A Year Of Watersheds – Yarn Mills Rode A Roller Coaster In 2005


T
he year 2005 was one of the most dynamic years ever for the US textile and fiber
industries and spinners certainly had a front-row seat. The year kicked off with the January 1
expiration of quotas on textile and apparel products.

In March, trade figures for January become available. Imports from China in major apparel
products doubled when compared to January 2004. Some products, such as cotton trousers, saw import
increases of as much as 1,000 percent. China took a 35-percent share of the US import market for
textiles, and a 22 percent share for apparel. The total Chinese share of the US import market was
29 percent – the highest share of any single country in history.

“The quota phaseout was a landmark, watershed event,” said Gary A. Raines III, manager, fiber
economics, Cotton Incorporated, Cary, N.C. “It completely changed the playing field and was a shift
in paradigm. We began to see a dramatic increase in textile shipments coming into the United States
from China. Basically what everyone was afraid would happen ended up happening. Not only did the
Chinese volume come in much faster than expected, but we also saw that the cost per unit (kilogram
or square meter equivalent) was dramatically lower on the Chinese product in the absence of
quotas.”

In July, the House of Representatives passed the Dominican Republic-Central American Free
Trade Agreement (DR-CAFTA). Two of the industry’s major trade groups – The National Council of
Textile Organizations (NCTO) and The American Manufacturing Trade Action Coalition (AMTAC) – took
opposing views on the trade measure. NCTO strongly backed DR-CAFTA and said, “The passage of
DR-CAFTA means that the jobs of US textile workers are more secure today than they were yesterday.”

AMTAC described the agreement as a “job killer” and voiced concerns it could cost an
estimated $1 billion in US textile and apparel exports.

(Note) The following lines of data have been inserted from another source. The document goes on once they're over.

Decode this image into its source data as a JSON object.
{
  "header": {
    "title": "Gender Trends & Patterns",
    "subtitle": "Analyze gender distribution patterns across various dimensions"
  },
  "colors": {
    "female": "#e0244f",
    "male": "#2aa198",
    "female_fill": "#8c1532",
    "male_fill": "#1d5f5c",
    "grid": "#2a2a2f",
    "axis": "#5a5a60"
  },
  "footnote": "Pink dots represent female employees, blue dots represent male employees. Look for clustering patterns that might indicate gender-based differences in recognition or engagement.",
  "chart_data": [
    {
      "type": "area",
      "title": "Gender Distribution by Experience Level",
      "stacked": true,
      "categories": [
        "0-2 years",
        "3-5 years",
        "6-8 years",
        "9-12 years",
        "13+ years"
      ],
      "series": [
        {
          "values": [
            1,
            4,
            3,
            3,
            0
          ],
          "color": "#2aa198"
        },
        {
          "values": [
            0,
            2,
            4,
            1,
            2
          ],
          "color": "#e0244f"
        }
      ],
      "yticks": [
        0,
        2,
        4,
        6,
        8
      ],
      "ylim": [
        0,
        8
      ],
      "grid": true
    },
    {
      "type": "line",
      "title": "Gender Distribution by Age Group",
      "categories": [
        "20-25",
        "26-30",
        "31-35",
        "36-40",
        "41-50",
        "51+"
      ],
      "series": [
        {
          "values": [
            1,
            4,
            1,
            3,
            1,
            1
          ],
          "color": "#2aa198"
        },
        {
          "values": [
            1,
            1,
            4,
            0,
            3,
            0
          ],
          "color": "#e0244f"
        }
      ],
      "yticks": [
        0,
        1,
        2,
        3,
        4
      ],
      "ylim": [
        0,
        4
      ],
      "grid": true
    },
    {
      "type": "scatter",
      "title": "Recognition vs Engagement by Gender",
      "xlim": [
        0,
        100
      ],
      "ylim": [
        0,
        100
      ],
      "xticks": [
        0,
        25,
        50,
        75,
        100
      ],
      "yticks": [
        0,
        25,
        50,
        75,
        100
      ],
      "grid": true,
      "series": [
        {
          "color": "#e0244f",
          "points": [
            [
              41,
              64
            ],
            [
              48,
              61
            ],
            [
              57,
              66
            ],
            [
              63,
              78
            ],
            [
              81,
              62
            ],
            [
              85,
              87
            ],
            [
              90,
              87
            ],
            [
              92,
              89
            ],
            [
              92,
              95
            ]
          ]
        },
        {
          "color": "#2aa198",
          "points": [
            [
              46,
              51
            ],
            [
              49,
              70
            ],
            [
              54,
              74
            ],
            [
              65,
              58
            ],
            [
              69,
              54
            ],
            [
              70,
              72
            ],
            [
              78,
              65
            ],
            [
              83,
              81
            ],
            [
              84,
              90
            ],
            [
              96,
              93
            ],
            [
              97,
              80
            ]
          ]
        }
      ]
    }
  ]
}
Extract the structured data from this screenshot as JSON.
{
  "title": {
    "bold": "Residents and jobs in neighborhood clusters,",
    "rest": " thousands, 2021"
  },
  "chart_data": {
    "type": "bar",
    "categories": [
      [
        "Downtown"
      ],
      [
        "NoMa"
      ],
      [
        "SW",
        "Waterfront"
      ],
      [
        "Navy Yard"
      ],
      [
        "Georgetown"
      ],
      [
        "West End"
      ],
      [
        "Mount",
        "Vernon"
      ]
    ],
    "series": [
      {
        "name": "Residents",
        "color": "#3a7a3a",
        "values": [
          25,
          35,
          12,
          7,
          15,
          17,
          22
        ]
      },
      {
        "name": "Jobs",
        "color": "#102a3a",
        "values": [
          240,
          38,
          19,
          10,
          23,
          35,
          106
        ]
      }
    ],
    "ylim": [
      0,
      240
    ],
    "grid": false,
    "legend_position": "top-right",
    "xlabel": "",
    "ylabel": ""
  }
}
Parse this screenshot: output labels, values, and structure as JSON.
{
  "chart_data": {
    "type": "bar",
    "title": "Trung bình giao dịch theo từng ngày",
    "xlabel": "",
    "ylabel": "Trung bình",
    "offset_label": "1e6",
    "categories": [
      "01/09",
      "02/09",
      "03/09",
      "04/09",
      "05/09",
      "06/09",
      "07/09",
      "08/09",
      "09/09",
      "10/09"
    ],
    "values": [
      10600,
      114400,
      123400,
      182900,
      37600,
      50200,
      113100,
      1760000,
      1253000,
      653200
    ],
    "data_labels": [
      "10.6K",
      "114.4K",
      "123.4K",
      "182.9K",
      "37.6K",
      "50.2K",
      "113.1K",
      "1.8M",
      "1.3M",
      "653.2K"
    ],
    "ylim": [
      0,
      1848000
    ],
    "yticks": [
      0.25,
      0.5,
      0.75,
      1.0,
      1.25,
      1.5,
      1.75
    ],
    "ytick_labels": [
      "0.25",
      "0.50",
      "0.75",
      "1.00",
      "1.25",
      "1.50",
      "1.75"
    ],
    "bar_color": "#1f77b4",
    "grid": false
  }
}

Most spinners sided with NCTO, seeing
DR-CAFTA as essential to the industry’s future.

“DR-CAFTA was really a matter of saving the industry,” said one spinner just after the
agreement’s passage. “Critics said we would lose jobs, and I don’t disagree. But I think it was a
matter of losing jobs or losing the industry. Some of the more labor-intensive work, which has been
going out of the United States for many years, will continue to move out. But there will be a base
left that might not have been possible without DR-CAFTA.”

“We view DR-CAFTA as necessary legislation to enable continued opportunity for the Central
American apparel industry,” said one specialty ring spinner. “We must have a healthy apparel
industry in Central America.”

In September, Hurricanes Katrina and Rita hit the gulf coast. Oil and man-made fiber prices
spiked. The fallout from these natural disasters also set some spinners scrambling to find
transportation to get their yarn to customers domestically and in Central America.

In November, the United States and China reached a comprehensive 3-year bilateral textile
trade agreement, which cut China’s market access in 14 core apparel categories during 2006 by 2.5
percent, compared to what the US industry could have expected under a safeguard reapplication
process. In addition, the agreement placed 20 new textile and apparel categories under three-year
quota control including combed cotton yarn, knit fabric, swimwear, sweaters, fiberglass fabrics,
ramie trousers, industrial fabrics and textile blinds.


2006: Eyes On China


As mill executives survey the issues confronting them in 2006 — including implementation of
DR-CAFTA, continued industry consolidation, man-made fiber prices, retail trends and future trade
agreements — China will continue to demand the lion’s share of their attention.

“China is not the only story, but it is a big story that only continues to get bigger,” said
Raines. “Estimates for Chinese cotton mill use continue to grow and are now roughly 43 million
bales for this marketing year. This has more than doubled in the last seven or eight years. And I
believe that the 43 million-bale estimate is too low.”

According United States Department of Agriculture estimates, China will import 16.5 million
bales of cotton this year, compared to 8.8 million bales last year. About half of China’s cotton
imports will come from the United States, according to Raines. In other words, roughly one in three
bales grown in the Unites States this year will be used in a Chinese mill. China also has become
the world’s largest importer of cotton yarns.

“This year for the first time since Reconstruction [after the Civil War], a foreign country
will use more US cotton than the United States does,” Raines said.